Le Conseil d’Etat a considéré que les autorités ne doivent pas priver une entreprise des bénéfices attendus d’une exclusivité commerciale : « Pour garantir l’effet utile de ces dispositions, les autorités nationales doivent s’abstenir de toute mesure qui favoriserait des prescriptions hors indications d’un médicament pour des indications thérapeutiques couvertes par l’exclusivité commerciale dont bénéficie un autre médicament à ce titre. En outre, si les autorités nationales sont compétentes pour fixer les prix et décider du remboursement des médicaments, quelle que soit la procédure selon laquelle leur mise sur le marché a été autorisée, elles doivent, dans l’exercice de cette compétence, s’abstenir de mesures qui, en assimilant un médicament bénéficiant d’une exclusivité commerciale pour une ou plusieurs de ses indications à un médicament similaire qui n’est pas autorisé dans les mêmes indications, priverait le premier médicament des bénéfices attendus de cette exclusivité, dont l’objet était d’inciter à sa commercialisation en dépit du montant de l’investissement nécessaire ».

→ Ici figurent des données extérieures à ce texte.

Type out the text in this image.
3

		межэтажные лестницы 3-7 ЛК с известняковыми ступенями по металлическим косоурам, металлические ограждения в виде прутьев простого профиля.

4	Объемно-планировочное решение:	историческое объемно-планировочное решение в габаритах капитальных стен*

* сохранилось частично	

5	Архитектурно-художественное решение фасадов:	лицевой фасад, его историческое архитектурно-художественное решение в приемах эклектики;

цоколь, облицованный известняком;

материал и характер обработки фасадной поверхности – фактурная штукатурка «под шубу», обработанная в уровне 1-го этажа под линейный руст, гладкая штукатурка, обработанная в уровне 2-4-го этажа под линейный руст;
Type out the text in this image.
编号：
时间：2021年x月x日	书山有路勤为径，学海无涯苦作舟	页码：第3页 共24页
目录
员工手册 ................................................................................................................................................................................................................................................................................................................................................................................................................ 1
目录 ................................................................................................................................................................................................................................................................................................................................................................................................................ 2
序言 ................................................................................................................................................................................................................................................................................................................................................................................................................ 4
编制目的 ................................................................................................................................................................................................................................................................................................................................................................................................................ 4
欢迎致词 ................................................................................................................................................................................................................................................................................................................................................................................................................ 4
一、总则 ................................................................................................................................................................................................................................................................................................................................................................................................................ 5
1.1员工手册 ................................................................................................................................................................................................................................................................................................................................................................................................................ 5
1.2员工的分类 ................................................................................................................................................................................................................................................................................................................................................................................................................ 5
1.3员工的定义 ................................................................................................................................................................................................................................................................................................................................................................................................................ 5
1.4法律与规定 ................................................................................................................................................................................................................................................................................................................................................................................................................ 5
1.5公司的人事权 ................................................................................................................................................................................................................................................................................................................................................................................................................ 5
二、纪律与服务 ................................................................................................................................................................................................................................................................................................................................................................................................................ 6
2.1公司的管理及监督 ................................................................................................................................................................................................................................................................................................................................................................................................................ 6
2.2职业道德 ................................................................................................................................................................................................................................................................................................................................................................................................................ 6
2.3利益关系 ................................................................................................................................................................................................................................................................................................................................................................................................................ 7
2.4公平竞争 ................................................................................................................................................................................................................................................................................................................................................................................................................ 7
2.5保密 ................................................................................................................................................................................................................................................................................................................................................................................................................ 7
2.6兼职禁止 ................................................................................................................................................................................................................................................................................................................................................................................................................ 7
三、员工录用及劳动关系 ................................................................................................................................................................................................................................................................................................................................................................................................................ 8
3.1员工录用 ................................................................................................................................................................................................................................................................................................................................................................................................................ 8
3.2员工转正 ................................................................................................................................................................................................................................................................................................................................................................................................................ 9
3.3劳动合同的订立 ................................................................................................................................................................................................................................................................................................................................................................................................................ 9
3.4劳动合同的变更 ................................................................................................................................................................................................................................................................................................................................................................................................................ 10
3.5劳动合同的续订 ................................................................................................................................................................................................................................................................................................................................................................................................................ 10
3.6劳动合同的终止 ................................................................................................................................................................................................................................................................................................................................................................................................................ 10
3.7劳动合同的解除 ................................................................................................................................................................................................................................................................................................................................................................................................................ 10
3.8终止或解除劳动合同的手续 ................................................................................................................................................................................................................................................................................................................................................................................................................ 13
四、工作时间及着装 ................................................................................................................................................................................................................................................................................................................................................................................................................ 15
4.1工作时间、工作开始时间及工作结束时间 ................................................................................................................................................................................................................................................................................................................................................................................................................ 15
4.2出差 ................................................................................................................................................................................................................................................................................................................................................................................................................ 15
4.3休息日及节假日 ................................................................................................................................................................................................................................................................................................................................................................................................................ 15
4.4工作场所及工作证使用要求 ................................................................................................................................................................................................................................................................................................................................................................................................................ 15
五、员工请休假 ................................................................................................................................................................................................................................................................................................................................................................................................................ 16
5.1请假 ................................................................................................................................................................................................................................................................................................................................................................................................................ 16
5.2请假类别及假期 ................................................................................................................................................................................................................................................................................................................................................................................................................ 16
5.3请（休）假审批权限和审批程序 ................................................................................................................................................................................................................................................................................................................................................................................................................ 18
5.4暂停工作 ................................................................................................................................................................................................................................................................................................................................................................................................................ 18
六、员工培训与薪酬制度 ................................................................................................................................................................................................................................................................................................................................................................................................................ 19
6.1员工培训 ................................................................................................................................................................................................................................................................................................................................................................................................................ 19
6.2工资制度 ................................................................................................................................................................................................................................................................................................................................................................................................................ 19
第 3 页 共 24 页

Le Conseil d’Etat a estimé que la mesure de tarif unifié avait fait obstacle à ce que la société commercialisant Carbaglu « (…) puisse tirer de l’exclusivité commerciale qui lui est reconnue pour ses trois nouvelles indications les bénéfices attendus, destinés à rémunérer l’investissement consenti, conformément à l’objectif poursuivi par le règlement (CE) n° 141/2000. »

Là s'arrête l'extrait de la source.